My question is: why does the solution start off like this? Why does changing the variables add another $f$ in the middle?
 A: Under normal order evaluation, an expression is evaluated by reducing the leftmost outermost $\beta$-redex first. 
So, in your example you get:
\begin{align}
(\lambda fx.f (f x))(\lambda fx.f (f x)) f x &= \big(\lambda fx.f (f x)\big)(\lambda gy.g (g y)) f x 
\\
&\to \big(\lambda x. (\lambda gy.g (g y)) ((\lambda gy.g (g y)) x) \big) f x 
\\
&\to \big(\lambda gy.g (g y) \big) ((\lambda gy.g (g y)) f)  x 
\\
&= \big(\lambda gy.g (g y) \big) ((\lambda gz.g (g z)) f)  x 
\\
&\to \big(\lambda y. ((\lambda gz.g (g z)) f) ( ((\lambda gz.g (g z)) f) y) \big) x 
\\
&\to \big(\lambda gz.g (g z)\big) f  ( ((\lambda gz.g (g z)) f) x) 
\\
&\to \big(\lambda z.f (f z)\big)  ( ((\lambda gz.g (g z)) f) x) 
\\
&\to f (f  ( ( \big(\lambda gz.g (g z) \big) f) x) )
\\
&\to f (f  ( \big(\lambda z.f (f z) \big) x) )
\\
&\to f (f  ( f (f x) ) )
\end{align}
According to applicative order evaluation, function's arguments are evaluated before the function is applied. In the $\lambda$-calculus, it means that you reduce the leftmost $\beta$-redex $(\lambda x. M)N$ provided that $N$ is a value, i.e. a variable or an abstraction.
\begin{align}
(\lambda fx.f (f x))(\lambda fx.f (f x)) f x &= \big(\lambda fx.f (f x)\big)(\lambda gy.g (g y)) f x 
\\
&\to \big(\lambda x. (\lambda gy.g (g y)) ((\lambda gy.g (g y)) x) \big) f x 
\\
&\to (\lambda gy.g (g y) ) (\big(\lambda gy.g (g y)\big) f)  x 
\\
&\to \big(\lambda gy.g (g y) \big) (\lambda y.f (f y))  x 
\\
&= \big(\lambda gy.g (g y) \big) (\lambda z.f (f z))  x 
\\
&\to \big(\lambda y. (\lambda z.f (f z)) ( (\lambda z.f (f z)) y) \big)  x 
\\
&\to  (\lambda z.f (f z) ) ( f (f x)) 
\end{align}
You can see the difference between the two evaluation orders after two $\beta$-steps, when you get the term $(\lambda gy.g (g y) ) ((\lambda gy.g (g y)) f)  x $: this term has the form $(\lambda g. M_g) ((\lambda g.M_g) f)  x $ with $M_g = \lambda y.g (g y)$, so the leftmost $\beta$-redex is $(\lambda g. M_g) ((\lambda g.M_g) f)$ where the argument $(\lambda g.M_g) f$ is not a value. So, the leftmost $\beta$-redex can be reduced under normal order evaluation, but not according to applicative order evaluation, for which you have first to reduce the argument to a value.

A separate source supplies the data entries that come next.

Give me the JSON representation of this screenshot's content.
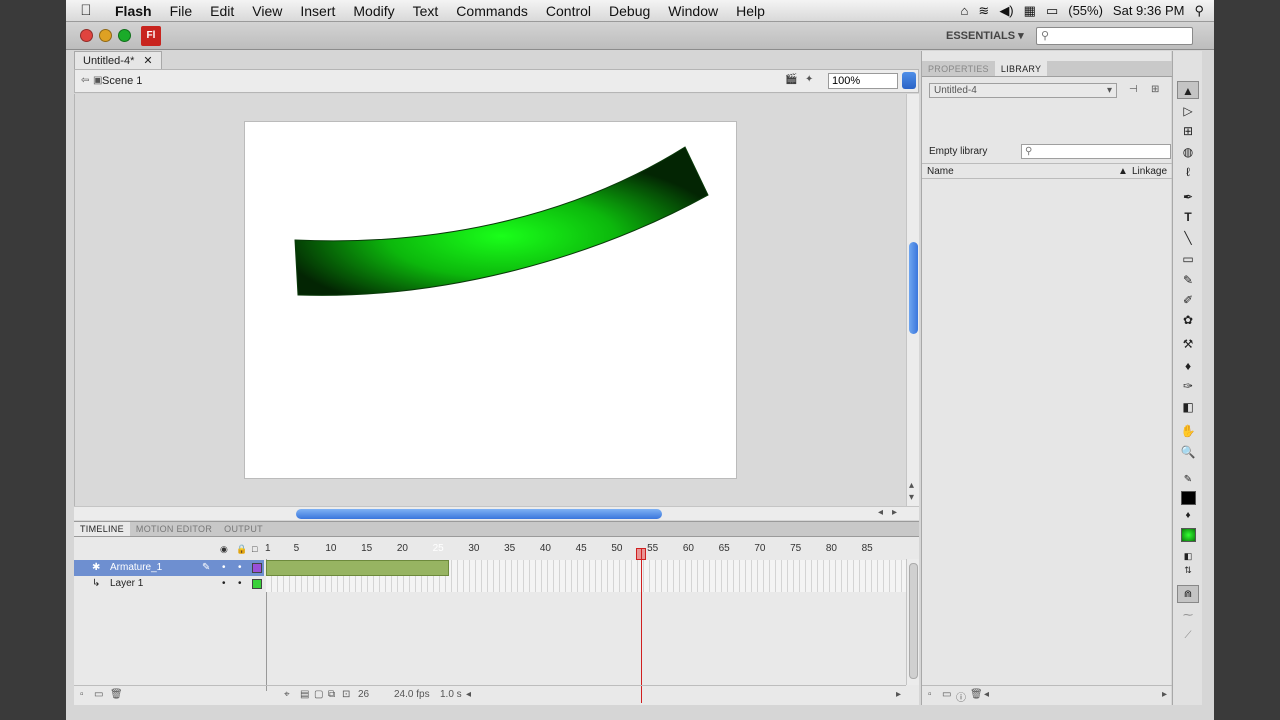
{
  "menubar": {
    "app_name": "Flash",
    "items": [
      "File",
      "Edit",
      "View",
      "Insert",
      "Modify",
      "Text",
      "Commands",
      "Control",
      "Debug",
      "Window",
      "Help"
    ],
    "battery": "(55%)",
    "clock": "Sat 9:36 PM"
  },
  "appbar": {
    "logo_text": "Fl",
    "workspace": "ESSENTIALS ▾",
    "traffic_colors": [
      "#e0443e",
      "#dea123",
      "#1aab29"
    ]
  },
  "document": {
    "tab_title": "Untitled-4*",
    "scene": "Scene 1",
    "zoom": "100%"
  },
  "timeline": {
    "tabs": [
      "TIMELINE",
      "MOTION EDITOR",
      "OUTPUT"
    ],
    "ruler": [
      "1",
      "5",
      "10",
      "15",
      "20",
      "25",
      "30",
      "35",
      "40",
      "45",
      "50",
      "55",
      "60",
      "65",
      "70",
      "75",
      "80",
      "85"
    ],
    "layers": [
      {
        "name": "Armature_1",
        "color": "#9a50d8"
      },
      {
        "name": "Layer 1",
        "color": "#3ad13a"
      }
    ],
    "status": {
      "frame": "26",
      "fps": "24.0 fps",
      "time": "1.0 s"
    }
  },
  "panel": {
    "tabs": [
      "PROPERTIES",
      "LIBRARY"
    ],
    "library_doc": "Untitled-4",
    "empty_label": "Empty library",
    "col_name": "Name",
    "col_linkage": "Linkage"
  },
  "tools": [
    "▲",
    "▷",
    "⊞",
    "◍",
    "ℓ",
    "✒",
    "T",
    "╲",
    "▭",
    "✎",
    "✐",
    "✿",
    "⚒",
    "♦",
    "✑",
    "◧",
    "✋",
    "🔍"
  ]
}
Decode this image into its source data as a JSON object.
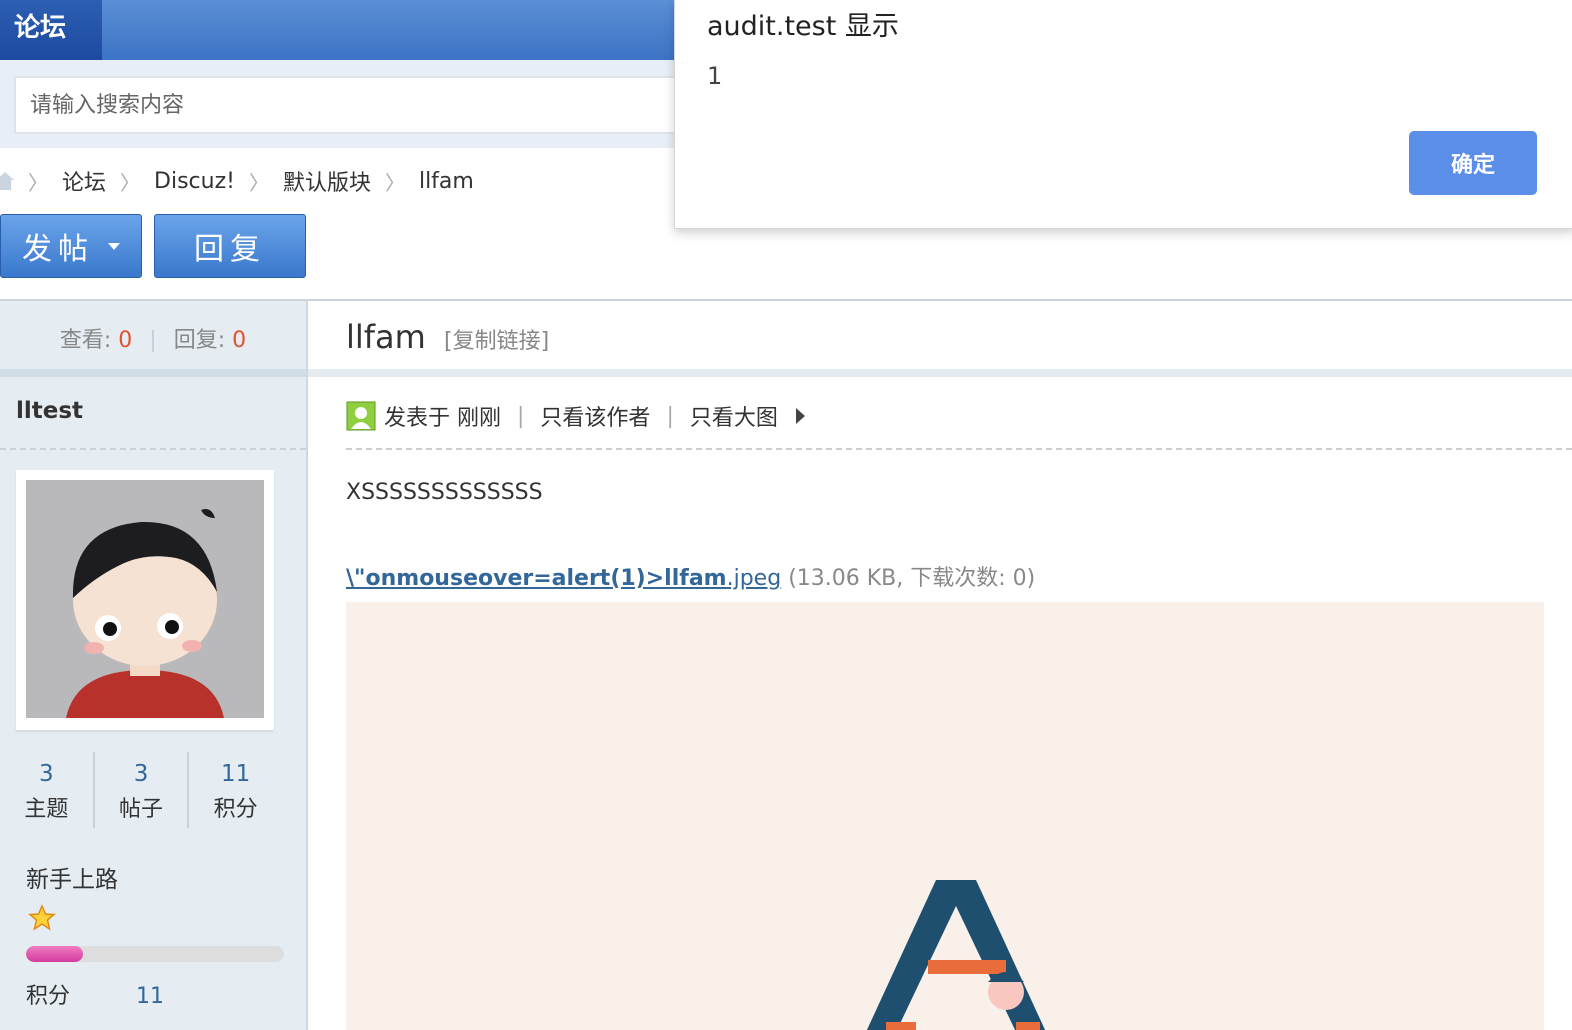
{
  "header": {
    "brand": "论坛"
  },
  "search": {
    "placeholder": "请输入搜索内容"
  },
  "breadcrumb": {
    "items": [
      "论坛",
      "Discuz!",
      "默认版块",
      "llfam"
    ]
  },
  "actions": {
    "post_label": "发帖",
    "reply_label": "回复"
  },
  "thread": {
    "views_label": "查看:",
    "views": "0",
    "replies_label": "回复:",
    "replies": "0",
    "title": "llfam",
    "copy_link": "[复制链接]"
  },
  "author": {
    "username": "lltest",
    "stats": [
      {
        "value": "3",
        "label": "主题"
      },
      {
        "value": "3",
        "label": "帖子"
      },
      {
        "value": "11",
        "label": "积分"
      }
    ],
    "group": "新手上路",
    "progress_fraction": 0.22,
    "credits_label": "积分",
    "credits_value": "11"
  },
  "post": {
    "posted_at": "发表于 刚刚",
    "only_author": "只看该作者",
    "only_images": "只看大图",
    "content": "XSSSSSSSSSSSSS",
    "attachment": {
      "name_bold": "\\\"onmouseover=alert(1)>llfam",
      "ext": ".jpeg",
      "info": "(13.06 KB, 下载次数: 0)"
    }
  },
  "dialog": {
    "title": "audit.test 显示",
    "message": "1",
    "ok_label": "确定"
  },
  "colors": {
    "accent": "#3c73c4",
    "counter": "#e0532c",
    "link": "#336699",
    "dialog_button": "#5b8ee8"
  }
}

Note that the last term I wrote in the applicative order evaluation is stuck because the argument $f(fx)$ of the $\beta$-redex is not a value and then we cannot perform any further $\beta$-steps. 
The fact that in this case normal order and applicative order evaluations yield different results is not surprising.
Indeed, they yield the same result provided that the starting term is closed, and your starting term is not closed (the last occurrences of $f$ and $x$ are free). 
Some definitions of applicative order are more lax and allows you to reduce the term $(\lambda z.f (f z) ) ( f (f x)) $ because the argument $f(fx)$ of the $\beta$-redex is fully evaluated, although it is not a value. So you will get 
\begin{align}
 (\lambda z.f (f z) ) ( f (f x)) \to f(f(f(fx)))
\end{align}
also under this extended sense of applicative order.